FAQs From Oncologist

- Resources -

Answered by pediatric Oncologist Dr. Mary Jane Hogan

Is cancer contagious?

  • Cancer is not contagious. Cancer is caused by an error in cell division, in one cell, such that it reproduces itself. The abnormality is only in the cancer cells, not in the patient’s regular cells. This error is almost always a random genetic event, and the cause is almost always unknown. (Though there are some very rare forms of cancer that have a hereditary basis.) Since you can’t catch cancer from someone else, continued social interaction is encouraged. But when a child’s counts are low, they shouldn’t be around other kids; you want them to avoid sick kids. Also, we tell families to keep kids out of school when their ANC is less than 500. 

What caused the cancer? Was it caused by something I did…or drank, ate, was exposed to, something that happened in utero?

  • In almost all cases, we don’t know the cause. We know that in adults, lung cancer is associated with smoking, that mesothelioma is associated with prolonged asbestos exposure, and that sun exposure can cause skin cancer. But we don’t know of any agents for sure that cause cancer in children.

Do other family members need to be screened for it also?

  • No – except with identical twins, we don’t routinely screen family members for non-hereditary forms of cancer. Often, however, siblings need help for psychosocial effects of having someone in the family diagnosed with cancer.

How often do we need to come in to the doctor’s office or to the hospital?

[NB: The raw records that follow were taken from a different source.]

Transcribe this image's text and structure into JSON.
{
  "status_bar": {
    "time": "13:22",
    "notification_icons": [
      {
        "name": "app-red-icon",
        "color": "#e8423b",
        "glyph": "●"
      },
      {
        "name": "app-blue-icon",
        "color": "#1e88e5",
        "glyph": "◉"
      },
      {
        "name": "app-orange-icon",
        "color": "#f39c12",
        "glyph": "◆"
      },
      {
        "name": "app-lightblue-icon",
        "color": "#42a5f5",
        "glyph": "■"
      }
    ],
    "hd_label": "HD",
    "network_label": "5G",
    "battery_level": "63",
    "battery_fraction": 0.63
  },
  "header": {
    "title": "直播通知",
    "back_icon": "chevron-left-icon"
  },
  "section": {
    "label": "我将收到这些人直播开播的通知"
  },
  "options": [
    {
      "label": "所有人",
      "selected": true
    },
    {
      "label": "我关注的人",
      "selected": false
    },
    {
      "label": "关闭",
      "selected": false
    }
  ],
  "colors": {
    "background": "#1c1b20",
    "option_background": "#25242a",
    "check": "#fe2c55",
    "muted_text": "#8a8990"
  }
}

  • Your treatment schedule will depend on the type of cancer, and on the treatment plan. Once the protocol is determined, then your doctor will tell you what is planned, although it’s important to be ready for unplanned variations. Initially, it is likely you will be scheduled to come in multiple times each week. Then, over time, once a week, and only once treatment is finished, your child will need to be followed periodically. Again, this depends on the type of cancer, the chemotherapy regimen, and your child’s side effects from treatment.

When will my child lose his or her hair?

  • Most children lose their hair temporarily within the first month of chemotherapy. Very rarely, despite effective treatment for cancer, a child’s hair does not fall out. (It is nothing to worry about, and parents should not be alarmed.) Hair will grow back when chemotherapy becomes less intensive or is discontinued. It may come in a different color or texture than it was prior to chemotherapy.